OREANDA-NEWS. Husky Energy is taking additional steps to improve its resilience through the extended low commodity price environment.

"We continue to take decisive action in this period of persistent supply-demand imbalance," said CEO Asim Ghosh. "These actions are in line with the principles we have established, namely, balancing capital spending with cash flow and maintaining a strong balance sheet. Our fundamental goal remains unchanged - the steps we are taking will see Husky emerge from this cycle as a more resilient and more profitable company."

The capital plan has been revised to a range of USD 2.1-2.3 billion from a previous range of USD 2.9-3.1 billion. Savings will be achieved primarily through deferring discretionary activities in Western Canada.

The Company's overall earnings break-even point is expected to be in the sub-USD 40s US WTI oil by the end of 2016. Further gains are expected to be achieved through the ongoing reduction of operating and sustaining costs.

Production is now expected to be in the range of 315,000-345,000 barrels of oil equivalent per day (boe/day), compared to the previous guidance of 330,000-360,000 boe/day.

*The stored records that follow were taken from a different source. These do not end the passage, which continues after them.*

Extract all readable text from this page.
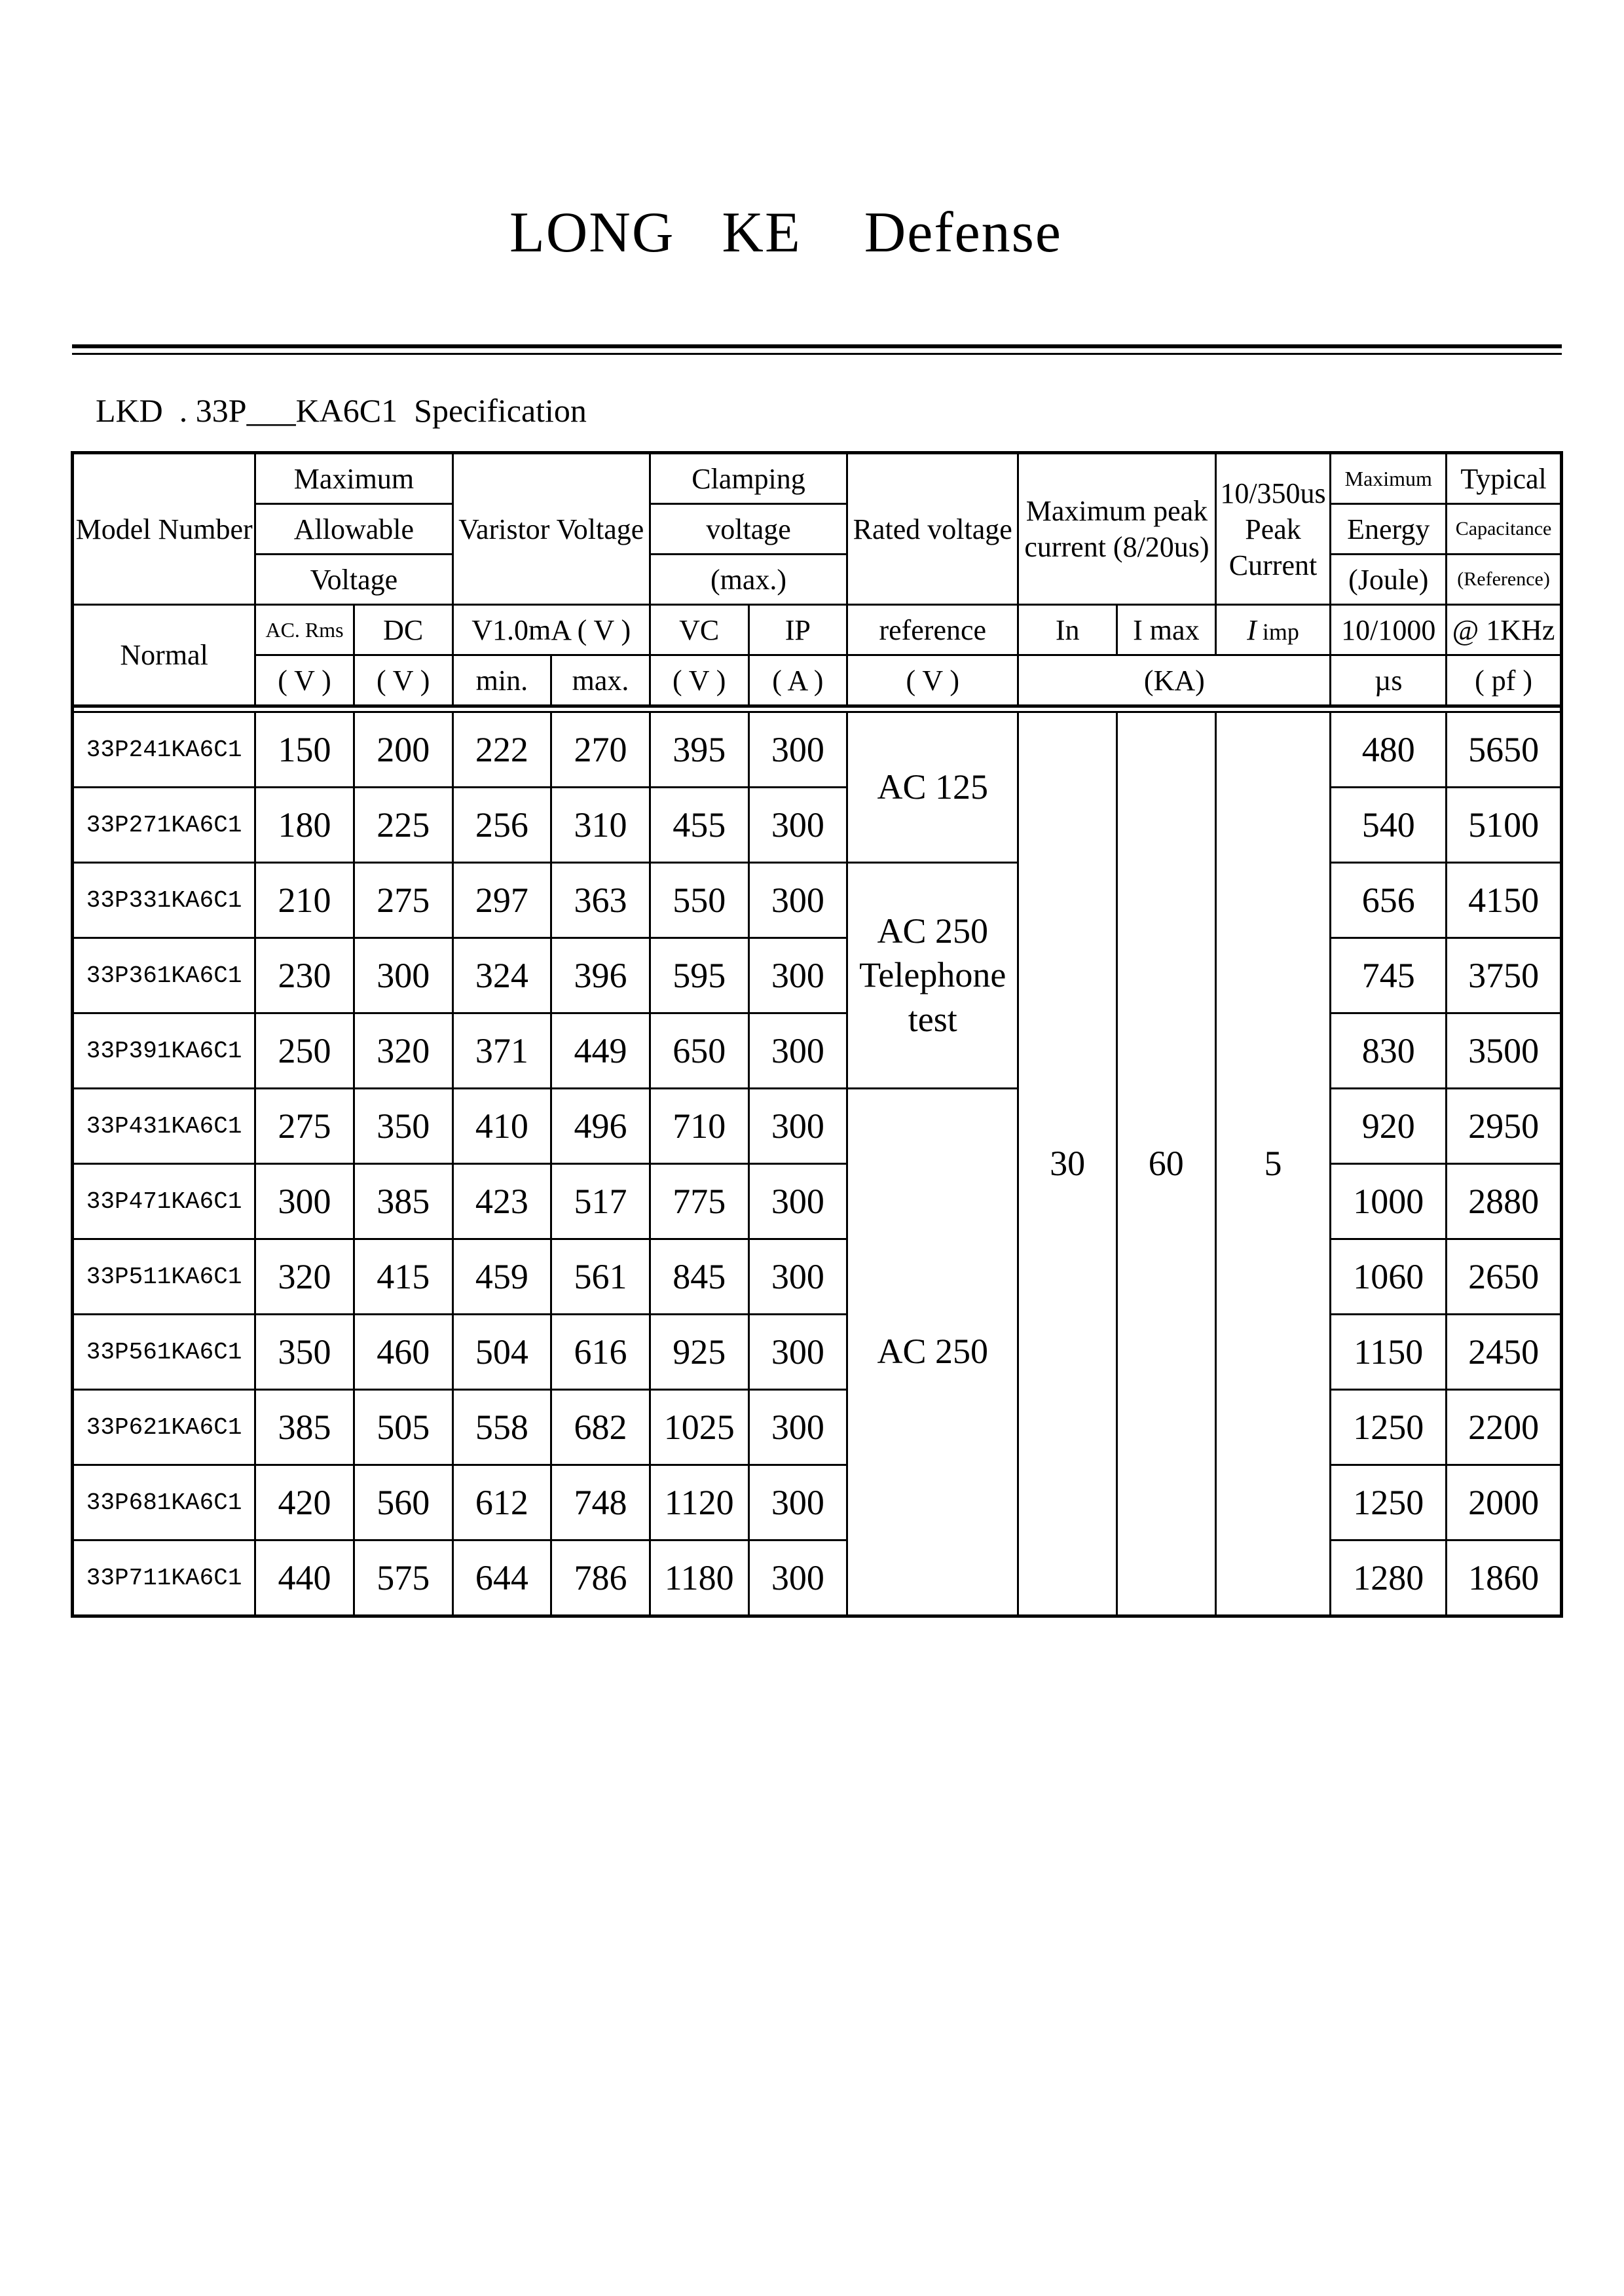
LONG   KE    Defense
LKD  . 33P___KA6C1  Specification
Model Number	Maximum		Varistor Voltage		Clamping		Rated voltage	Maximum peak current (8/20us)		10/350us Peak Current	Maximum	Typical
	Allowable				voltage						Energy	Capacitance
	Voltage				(max.)						(Joule)	(Reference)
Normal	AC. Rms	DC	V1.0mA ( V )		VC	IP	reference	In	I max	I imp	10/1000	@ 1KHz
	( V )	( V )	min.	max.	( V )	( A )	( V )	(KA)			µs	( pf )

33P241KA6C1	150	200	222	270	395	300	AC 125	30	60	5	480	5650
33P271KA6C1	180	225	256	310	455	300					540	5100
33P331KA6C1	210	275	297	363	550	300	AC 250 Telephone test				656	4150
33P361KA6C1	230	300	324	396	595	300					745	3750
33P391KA6C1	250	320	371	449	650	300					830	3500
33P431KA6C1	275	350	410	496	710	300	AC 250				920	2950
33P471KA6C1	300	385	423	517	775	300					1000	2880
33P511KA6C1	320	415	459	561	845	300					1060	2650
33P561KA6C1	350	460	504	616	925	300					1150	2450
33P621KA6C1	385	505	558	682	1025	300					1250	2200
33P681KA6C1	420	560	612	748	1120	300					1250	2000
33P711KA6C1	440	575	644	786	1180	300					1280	1860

"Within the updated capital plan, the transition into a low sustaining capital business continues unabated. Deferral of capital is in those areas that can be quickly switched on as commodity prices recover," said Ghosh.

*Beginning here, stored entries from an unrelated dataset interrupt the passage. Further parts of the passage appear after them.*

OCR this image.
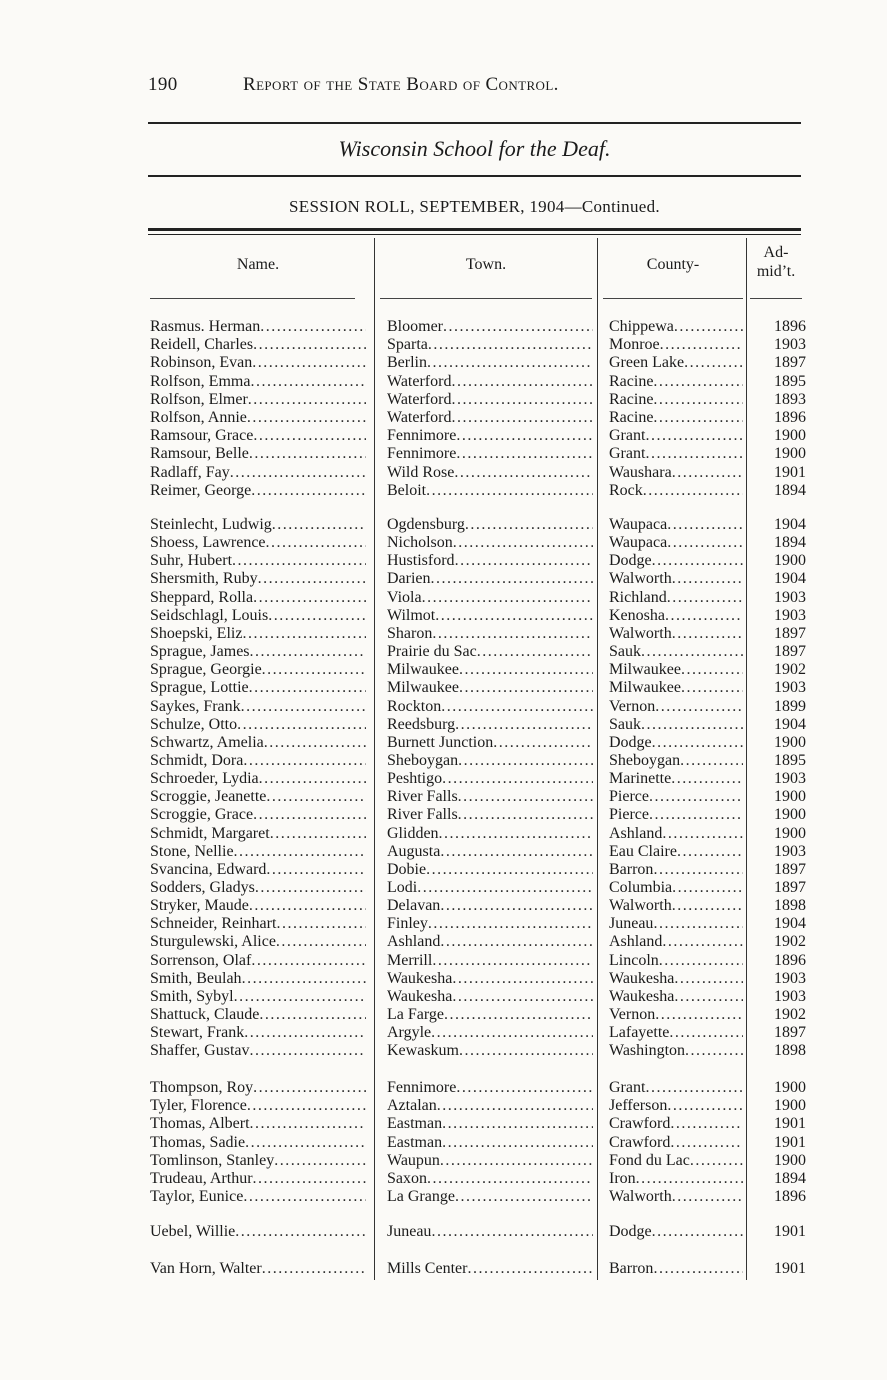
190	Report of the State Board of Control.
Wisconsin School for the Deaf.
SESSION ROLL, SEPTEMBER, 1904—Continued.
Name.	Town.	County-
Ad-
mid’t.
Rasmus. Herman .....	Bloomer .....	Chippewa .....	1896
Reidell, Charles .....	Sparta .....	Monroe .....	1903
Robinson, Evan .....	Berlin .....	Green Lake .....	1897
Rolfson, Emma .....	Waterford .....	Racine .....	1895
Rolfson, Elmer .....	Waterford .....	Racine .....	1893
Rolfson, Annie .....	Waterford .....	Racine .....	1896
Ramsour, Grace .....	Fennimore .....	Grant .....	1900
Ramsour, Belle .....	Fennimore .....	Grant .....	1900
Radlaff, Fay .....	Wild Rose .....	Waushara .....	1901
Reimer, George .....	Beloit .....	Rock .....	1894
Steinlecht, Ludwig .....	Ogdensburg .....	Waupaca .....	1904
Shoess, Lawrence .....	Nicholson .....	Waupaca .....	1894
Suhr, Hubert .....	Hustisford .....	Dodge .....	1900
Shersmith, Ruby .....	Darien .....	Walworth .....	1904
Sheppard, Rolla .....	Viola .....	Richland .....	1903
Seidschlagl, Louis .....	Wilmot .....	Kenosha .....	1903
Shoepski, Eliz .....	Sharon .....	Walworth .....	1897
Sprague, James .....	Prairie du Sac .....	Sauk .....	1897
Sprague, Georgie .....	Milwaukee .....	Milwaukee .....	1902
Sprague, Lottie .....	Milwaukee .....	Milwaukee .....	1903
Saykes, Frank .....	Rockton .....	Vernon .....	1899
Schulze, Otto .....	Reedsburg .....	Sauk .....	1904
Schwartz, Amelia .....	Burnett Junction .....	Dodge .....	1900
Schmidt, Dora .....	Sheboygan .....	Sheboygan .....	1895
Schroeder, Lydia .....	Peshtigo .....	Marinette .....	1903
Scroggie, Jeanette .....	River Falls .....	Pierce .....	1900
Scroggie, Grace .....	River Falls .....	Pierce .....	1900
Schmidt, Margaret .....	Glidden .....	Ashland .....	1900
Stone, Nellie .....	Augusta .....	Eau Claire .....	1903
Svancina, Edward .....	Dobie .....	Barron .....	1897
Sodders, Gladys .....	Lodi .....	Columbia .....	1897
Stryker, Maude .....	Delavan .....	Walworth .....	1898
Schneider, Reinhart .....	Finley .....	Juneau .....	1904
Sturgulewski, Alice .....	Ashland .....	Ashland .....	1902
Sorrenson, Olaf .....	Merrill .....	Lincoln .....	1896
Smith, Beulah .....	Waukesha .....	Waukesha .....	1903
Smith, Sybyl .....	Waukesha .....	Waukesha .....	1903
Shattuck, Claude .....	La Farge .....	Vernon .....	1902
Stewart, Frank .....	Argyle .....	Lafayette .....	1897
Shaffer, Gustav .....	Kewaskum .....	Washington .....	1898
Thompson, Roy .....	Fennimore .....	Grant .....	1900
Tyler, Florence .....	Aztalan .....	Jefferson .....	1900
Thomas, Albert .....	Eastman .....	Crawford .....	1901
Thomas, Sadie .....	Eastman .....	Crawford .....	1901
Tomlinson, Stanley .....	Waupun .....	Fond du Lac .....	1900
Trudeau, Arthur .....	Saxon .....	Iron .....	1894
Taylor, Eunice .....	La Grange .....	Walworth .....	1896
Uebel, Willie .....	Juneau .....	Dodge .....	1901
Van Horn, Walter .....	Mills Center .....	Barron .....	1901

The Company continues to triangulate its top three business priorities; a strong balance sheet, dividend and transition into a low sustaining capital business. While Husky fully recognizes the importance of the dividend, the balance sheet takes precedence in this environment.

A stock dividend was introduced in the third quarter as an interim measure in lieu of a cash dividend. Given the persistent downward pressure on oil prices and the extended lower for longer outlook, the Board of Directors has suspended the quarterly dividend. No cash or share dividend will be issued for the fourth quarter of 2015.

The Board will continue to review the dividend on a quarterly basis.

Steady progress is being made on several initiatives to unlock incremental value and further strengthen the balance sheet. Proceeds will be used to meet the Company's internal debt objectives.

The Company is assessing the potential partial sale of select midstream assets in the Lloydminster region, which includes pipelines and storage facilities. Husky intends to retain operatorship of these assets in order to maintain tight integration between its Upstream production and Downstream facilities.

In addition, Husky is continuing its planned dispositions of select legacy oil and natural gas assets in its Western Canada portfolio. This will allow for a more focused capital program so a larger proportion of capital can be deployed to assets that can deliver higher returns in a lower commodity price environment. Late last year, the Company realized about USD 100 million in proceeds from the sales of assets.

The planned divestitures, which produce about 55,000 boe/day, do not include heavy oil or oil sands assets.

Finally, the assessment of a sale of royalty interests in Western Canada, representing approximately 2,000 boe/day of production, is continuing.